The problem that the Bengals are starting to get into is that they are very formationally predictable. In the games I charted, when Cincinnati ran true spread formations like Trips and Twins, they threw the ball 85% of the time and the 15% of the time they ran the ball, it was a draw play. Additionally, whenever they had two players in a split backfield, they threw 100% of the time. Now, you still have to defend the pass and the concepts vary, but it’s an easy tell for defenses.
In the case of the Ravens game, whenever the Bengals came out in spread formations or a split backfield, Baltimore would typically bring pressure and either bracket or run man coverage behind it. More often than not, the Bengals couldn’t win on an individual basis outside. They won the game, but those formational packages were not very successful.

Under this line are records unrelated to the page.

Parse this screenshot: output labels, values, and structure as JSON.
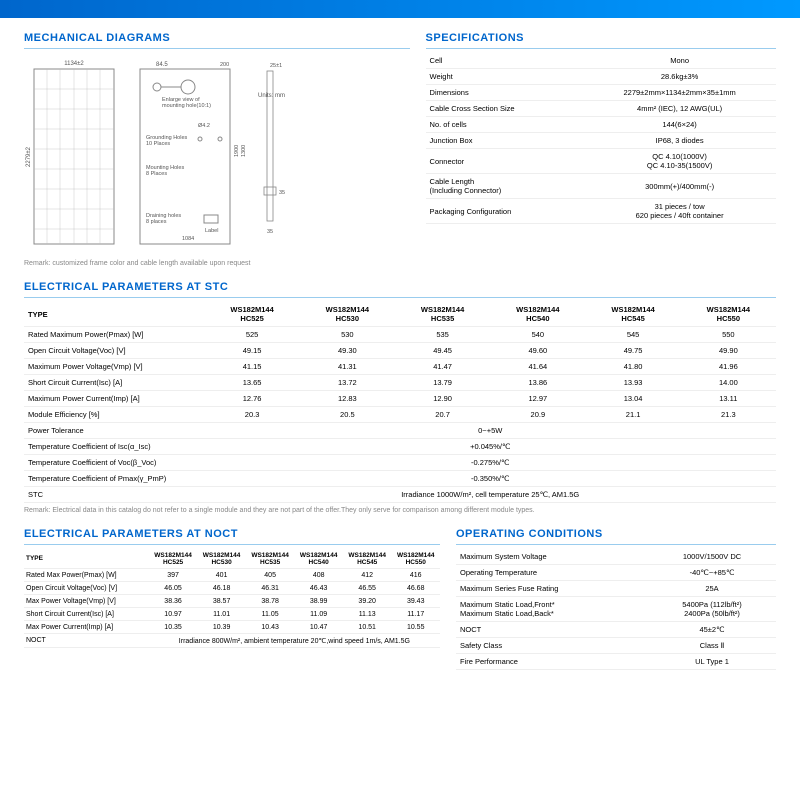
{
  "sections": {
    "mech": "MECHANICAL DIAGRAMS",
    "spec": "SPECIFICATIONS",
    "stc": "ELECTRICAL PARAMETERS AT STC",
    "noct": "ELECTRICAL PARAMETERS AT NOCT",
    "op": "OPERATING CONDITIONS"
  },
  "diagram": {
    "width_label": "1134±2",
    "height_label": "2279±2",
    "units": "Units:   mm",
    "enlarge": "Enlarge view of\nmounting hole(10:1)",
    "grounding": "Grounding Holes\n10 Places",
    "mounting": "Mounting Holes\n8 Places",
    "draining": "Draining holes\n8 places",
    "dim_84_5": "84.5",
    "dim_200": "200",
    "dim_phi4_2": "Ø4.2",
    "dim_1084": "1084",
    "dim_1300": "1300",
    "dim_1900": "1900",
    "dim_35": "35",
    "dim_25": "25±1",
    "label_cb": "Label"
  },
  "remark_mech": "Remark: customized frame color and cable length available upon request",
  "specs": [
    [
      "Cell",
      "Mono"
    ],
    [
      "Weight",
      "28.6kg±3%"
    ],
    [
      "Dimensions",
      "2279±2mm×1134±2mm×35±1mm"
    ],
    [
      "Cable Cross Section Size",
      "4mm² (IEC), 12 AWG(UL)"
    ],
    [
      "No. of cells",
      "144(6×24)"
    ],
    [
      "Junction Box",
      "IP68,  3 diodes"
    ],
    [
      "Connector",
      "QC 4.10(1000V)\nQC 4.10-35(1500V)"
    ],
    [
      "Cable Length\n(Including Connector)",
      "300mm(+)/400mm(-)"
    ],
    [
      "Packaging Configuration",
      "31 pieces / tow\n620 pieces / 40ft container"
    ]
  ],
  "stc": {
    "type_label": "TYPE",
    "model_top": "WS182M144",
    "models": [
      "HC525",
      "HC530",
      "HC535",
      "HC540",
      "HC545",
      "HC550"
    ],
    "rows": [
      [
        "Rated Maximum Power(Pmax) [W]",
        "525",
        "530",
        "535",
        "540",
        "545",
        "550"
      ],
      [
        "Open Circuit Voltage(Voc) [V]",
        "49.15",
        "49.30",
        "49.45",
        "49.60",
        "49.75",
        "49.90"
      ],
      [
        "Maximum Power Voltage(Vmp) [V]",
        "41.15",
        "41.31",
        "41.47",
        "41.64",
        "41.80",
        "41.96"
      ],
      [
        "Short Circuit Current(Isc) [A]",
        "13.65",
        "13.72",
        "13.79",
        "13.86",
        "13.93",
        "14.00"
      ],
      [
        "Maximum Power Current(Imp) [A]",
        "12.76",
        "12.83",
        "12.90",
        "12.97",
        "13.04",
        "13.11"
      ],
      [
        "Module Efficiency [%]",
        "20.3",
        "20.5",
        "20.7",
        "20.9",
        "21.1",
        "21.3"
      ]
    ],
    "merged": [
      [
        "Power Tolerance",
        "0~+5W"
      ],
      [
        "Temperature Coefficient of Isc(α_Isc)",
        "+0.045%/℃"
      ],
      [
        "Temperature Coefficient of Voc(β_Voc)",
        "-0.275%/℃"
      ],
      [
        "Temperature Coefficient of Pmax(γ_PmP)",
        "-0.350%/℃"
      ],
      [
        "STC",
        "Irradiance 1000W/m²,  cell temperature 25℃, AM1.5G"
      ]
    ]
  },
  "remark_stc": "Remark: Electrical data in this catalog do not refer to a single module and they are not part of the offer.They only serve for comparison among different module types.",
  "noct": {
    "type_label": "TYPE",
    "model_top": "WS182M144",
    "models": [
      "HC525",
      "HC530",
      "HC535",
      "HC540",
      "HC545",
      "HC550"
    ],
    "rows": [
      [
        "Rated Max Power(Pmax) [W]",
        "397",
        "401",
        "405",
        "408",
        "412",
        "416"
      ],
      [
        "Open Circuit Voltage(Voc) [V]",
        "46.05",
        "46.18",
        "46.31",
        "46.43",
        "46.55",
        "46.68"
      ],
      [
        "Max Power Voltage(Vmp) [V]",
        "38.36",
        "38.57",
        "38.78",
        "38.99",
        "39.20",
        "39.43"
      ],
      [
        "Short Circuit Current(Isc) [A]",
        "10.97",
        "11.01",
        "11.05",
        "11.09",
        "11.13",
        "11.17"
      ],
      [
        "Max Power Current(Imp) [A]",
        "10.35",
        "10.39",
        "10.43",
        "10.47",
        "10.51",
        "10.55"
      ]
    ],
    "footer": [
      "NOCT",
      "Irradiance 800W/m², ambient temperature 20℃,wind speed 1m/s, AM1.5G"
    ]
  },
  "op": [
    [
      "Maximum System Voltage",
      "1000V/1500V DC"
    ],
    [
      "Operating Temperature",
      "-40℃~+85℃"
    ],
    [
      "Maximum Series Fuse Rating",
      "25A"
    ],
    [
      "Maximum Static Load,Front*\nMaximum Static Load,Back*",
      "5400Pa (112lb/ft²)\n2400Pa (50lb/ft²)"
    ],
    [
      "NOCT",
      "45±2℃"
    ],
    [
      "Safety Class",
      "Class Ⅱ"
    ],
    [
      "Fire Performance",
      "UL Type 1"
    ]
  ]
}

It’s not going to tip things to allow DBs to jump routes or know what concepts they’re running, but it does let coordinators and defenses make easy checks. They can get into specific pressure or coverage looks that they like because they know a pass is coming.
The deep ball
The offense is at its best when the deep ball is unlocked. We saw that early in the year with Ja’Marr Chase, but that deep ball has disappeared a little in recent weeks. The main issue, is that Burrow just doesn’t really trust anyone other than Chase to go win a ball. That might be changing with Higgins, but almost all of Burrow’s deep shots target Chase. To their credit, they did work out a lot, but teams have started to bracket Chase, which takes away his deep ball opportunities. In turn, Burrow throws a lot more underneath. Chase got a lot of anticipation throws from Burrow and that timing and trust hasn’t quite been there with other receivers until the last couple weeks. If someone else, like Tee Higgins, gains the trust of Burrow, that would be a huge boost to an already ascending offense.
The Bengals are getting better as the season goes on. They’re not perfect and there’s still some issue both with personnel and with play calling, but Zac Taylor has made efforts to fix some of the problems that popped up. The pieces are starting to assemble in Cincinnati and regardless of whether they figure it out for a big run this year, the foundation is strong with Mixon, Burrow, Chase, and at least a functional offensive line to keep those guys clean. The Bengals are exciting for the first time in awhile and with a couple more pieces and tweaks, they could be back for good.